THE INCOME-TAX ON THE SUBJOINED INCOMES IN POUNDS STERLING.

1860. 1861. 1862. 1863. 1864. 1865.
Schedule A.
Rent of Land 13,893,829 13,003,554 13,398,938 13,494,091 13,470,700 13,801,616
Schedule B.
Farmrs’. Pfts. 2,765,387 2,773,644 2,937,899 2,938,823 2,930,874 2,946,072
Schedule D.
Industrial, &c. Profits 4,891,652 4,836,203 4,858,800 4,846,497 4,546,147 4,850,199
Total Schedls. A. to E. 22,962,885 22,998,394 23,597,574 23,658,631 23,236,298 23,930,340[1]

Under Schedule D. the average annual increase of income from 1853-1864 was only 0·93; whilst, in the same period, in Great Britain, it was 4·58. Table E, p. 772, shows the distribution of the profits (with the exception of those of farmers) for the years 1864 and 1865.

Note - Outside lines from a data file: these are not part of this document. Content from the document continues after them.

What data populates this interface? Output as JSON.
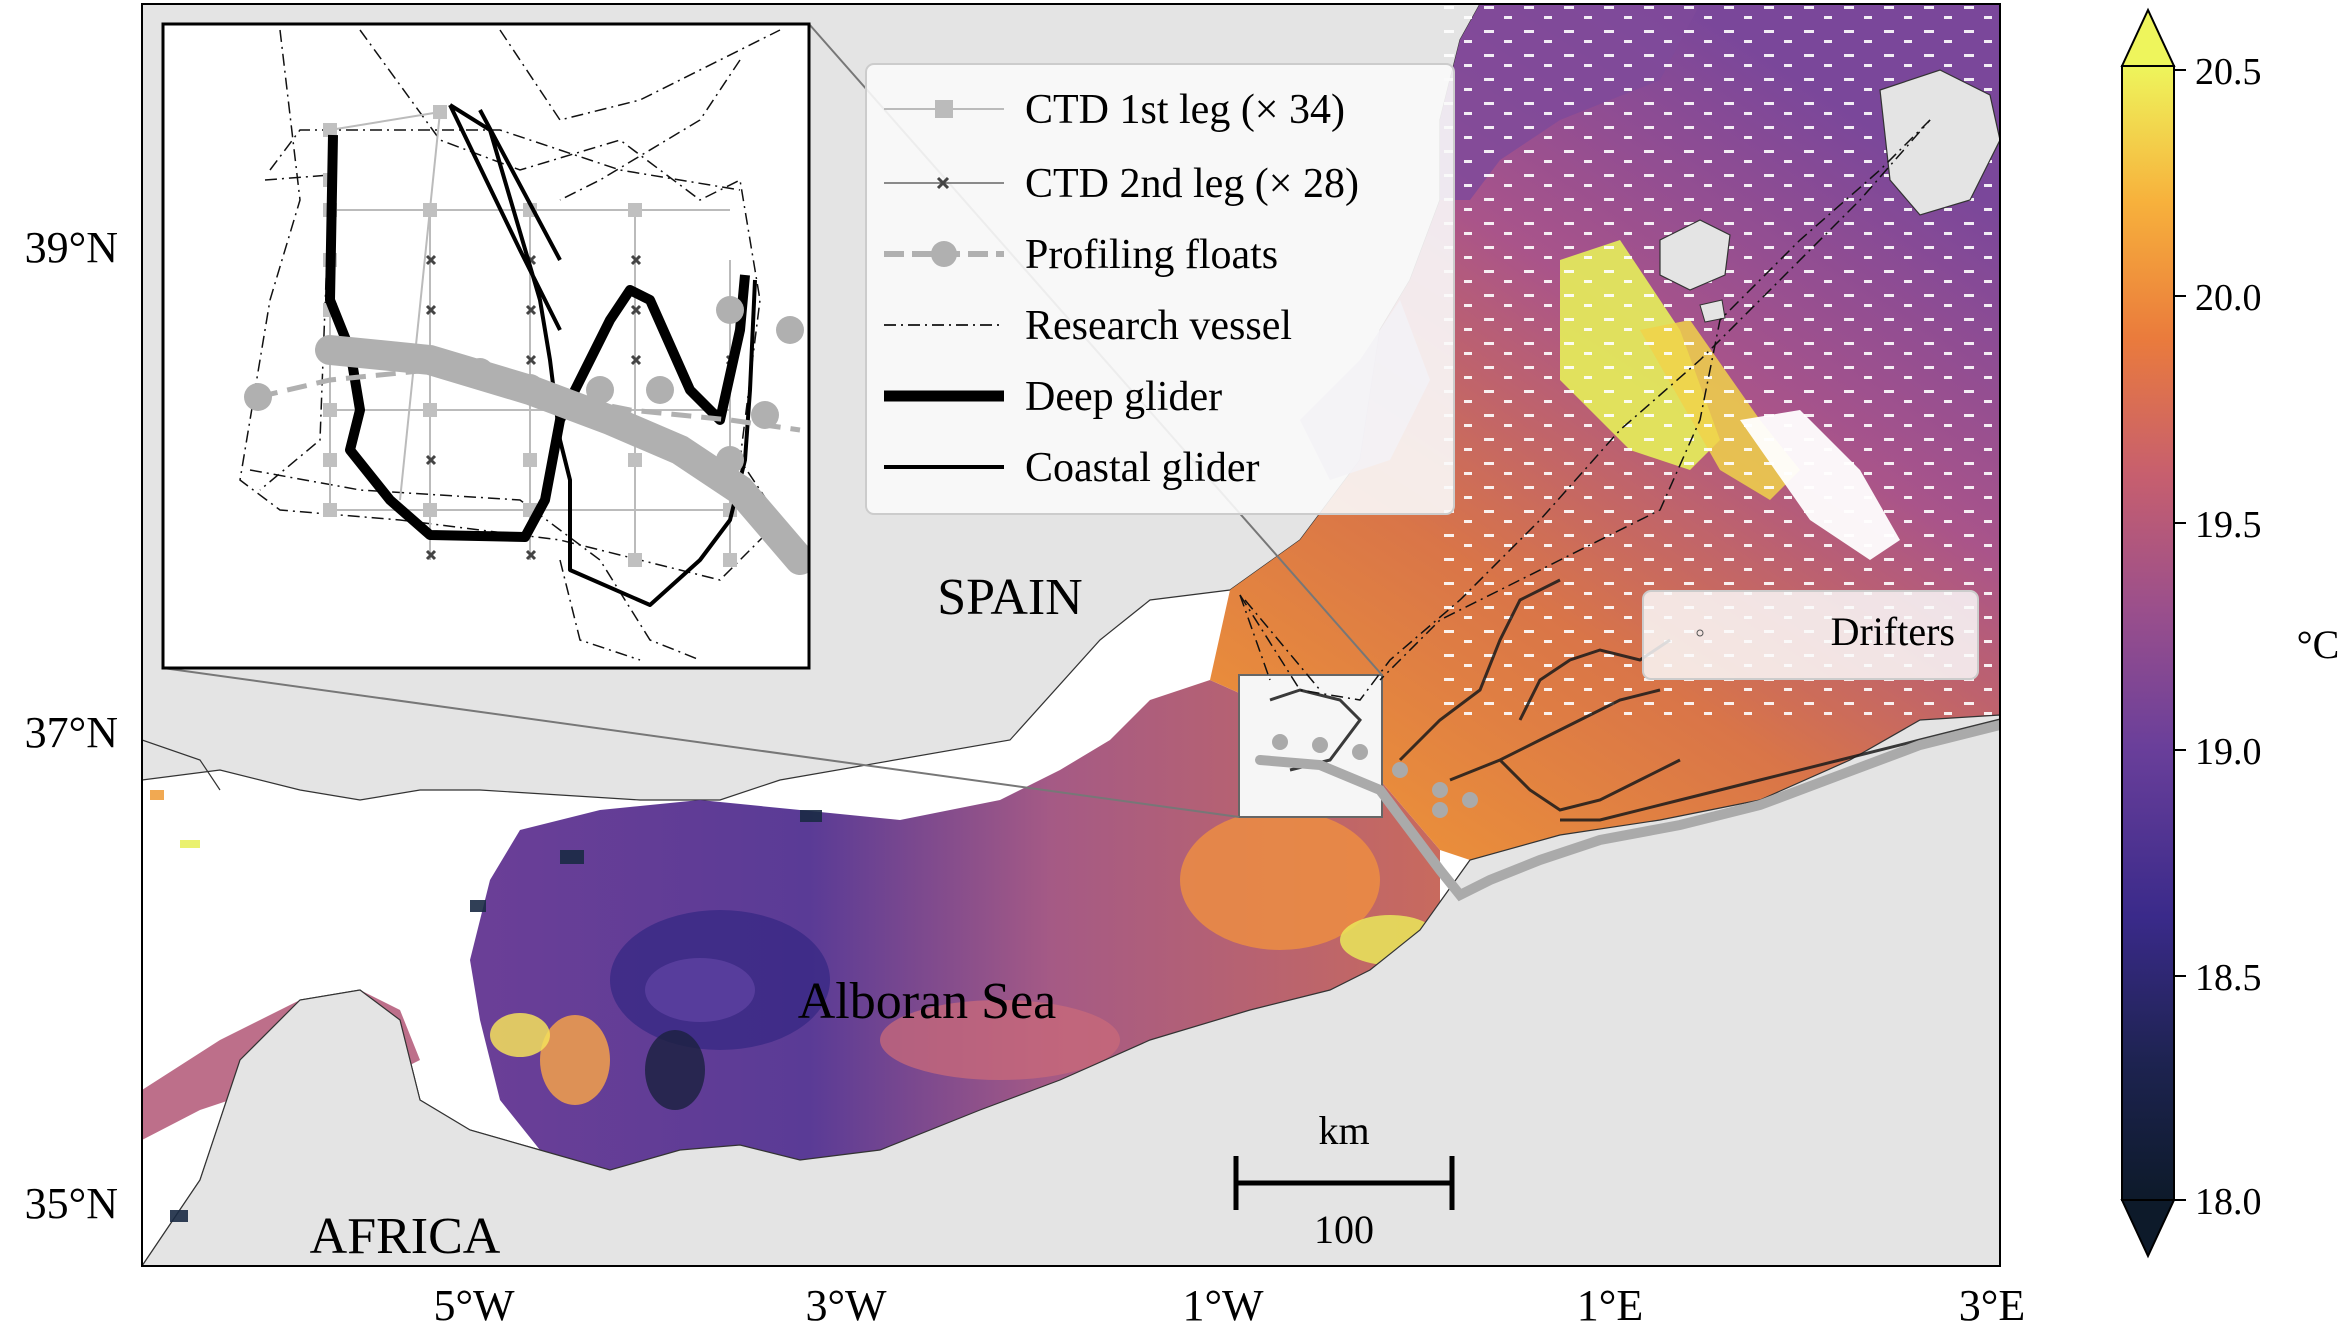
{
  "map": {
    "lat_labels": [
      "39°N",
      "37°N",
      "35°N"
    ],
    "lon_labels": [
      "5°W",
      "3°W",
      "1°W",
      "1°E",
      "3°E"
    ],
    "place_labels": {
      "spain": "SPAIN",
      "africa": "AFRICA",
      "sea": "Alboran Sea"
    },
    "scalebar": {
      "unit": "km",
      "value": "100"
    }
  },
  "legend": {
    "items": [
      {
        "label": "CTD 1st leg (× 34)",
        "style": "gray-square-line"
      },
      {
        "label": "CTD 2nd leg (× 28)",
        "style": "thin-x-line"
      },
      {
        "label": "Profiling floats",
        "style": "gray-dashed-circle"
      },
      {
        "label": "Research vessel",
        "style": "dash-dot"
      },
      {
        "label": "Deep glider",
        "style": "thick-black"
      },
      {
        "label": "Coastal glider",
        "style": "black"
      }
    ],
    "drifters_label": "Drifters"
  },
  "colorbar": {
    "unit": "°C",
    "ticks": [
      "20.5",
      "20.0",
      "19.5",
      "19.0",
      "18.5",
      "18.0"
    ],
    "colors": [
      "#0d1a2a",
      "#2b1a6e",
      "#5a3a9a",
      "#8a4e92",
      "#b35a7a",
      "#d86a4e",
      "#f08a30",
      "#f5b43a",
      "#e8f060"
    ]
  }
}
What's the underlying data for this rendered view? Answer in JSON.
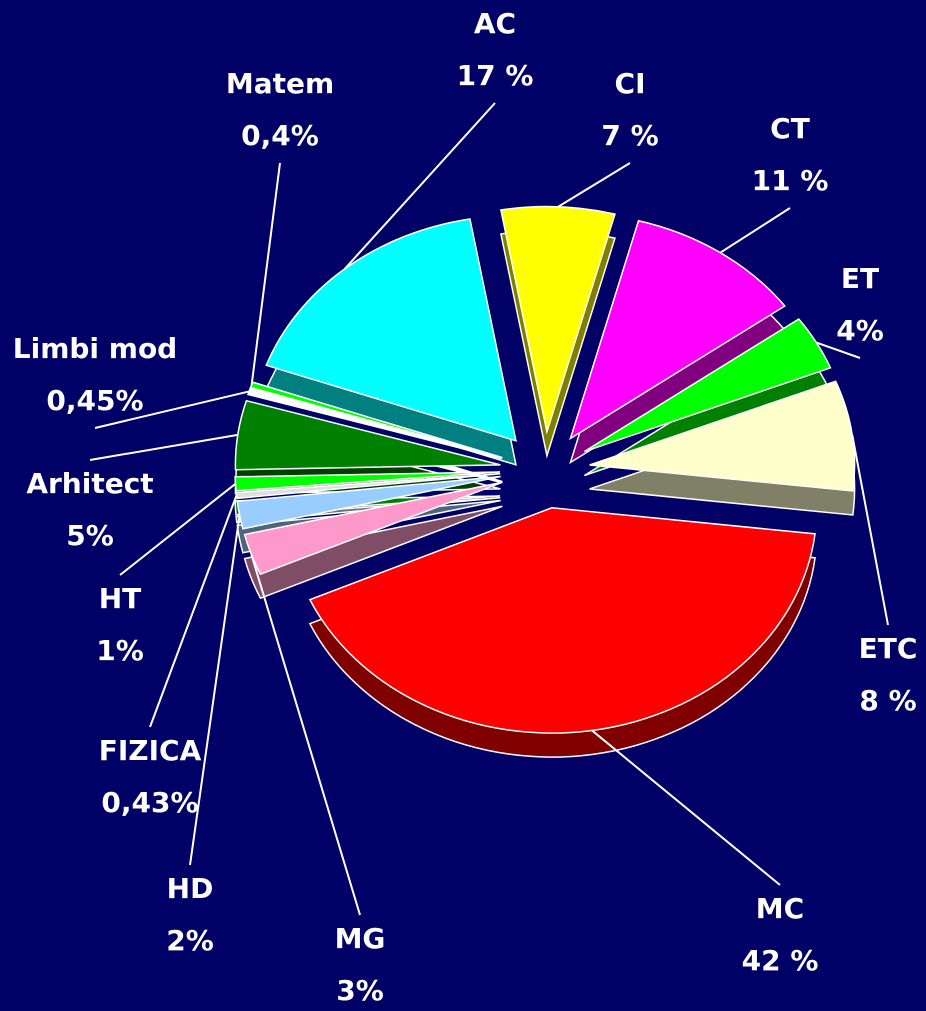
{
  "chart_data": {
    "type": "pie",
    "categories": [
      "CI",
      "CT",
      "ET",
      "ETC",
      "MC",
      "MG",
      "HD",
      "FIZICA",
      "HT",
      "Arhitect",
      "Limbi mod",
      "Matem",
      "AC"
    ],
    "values": [
      7,
      11,
      4,
      8,
      42,
      3,
      2,
      0.43,
      1,
      5,
      0.45,
      0.4,
      17
    ],
    "value_labels": [
      "7 %",
      "11 %",
      "4%",
      "8 %",
      "42 %",
      "3%",
      "2%",
      "0,43%",
      "1%",
      "5%",
      "0,45%",
      "0,4%",
      "17 %"
    ],
    "colors": [
      "#ffff00",
      "#ff00ff",
      "#00ff00",
      "#ffffcc",
      "#ff0000",
      "#ff99cc",
      "#99ccff",
      "#e0e0e0",
      "#00ff00",
      "#008000",
      "#ffffff",
      "#00ff00",
      "#00ffff"
    ]
  }
}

England, a country with fully developed capitalist production, and pre-eminently industrial, would have bled to death with such a drain of population as Ireland has suffered. But Ireland is at present only an agricultural district of England, marked off by a wide channel from the country to which it yields corn, wool, cattle, industrial and military recruits.

  1. Tenth Report of the Commissioners of Inland Revenue. Lond. 1868.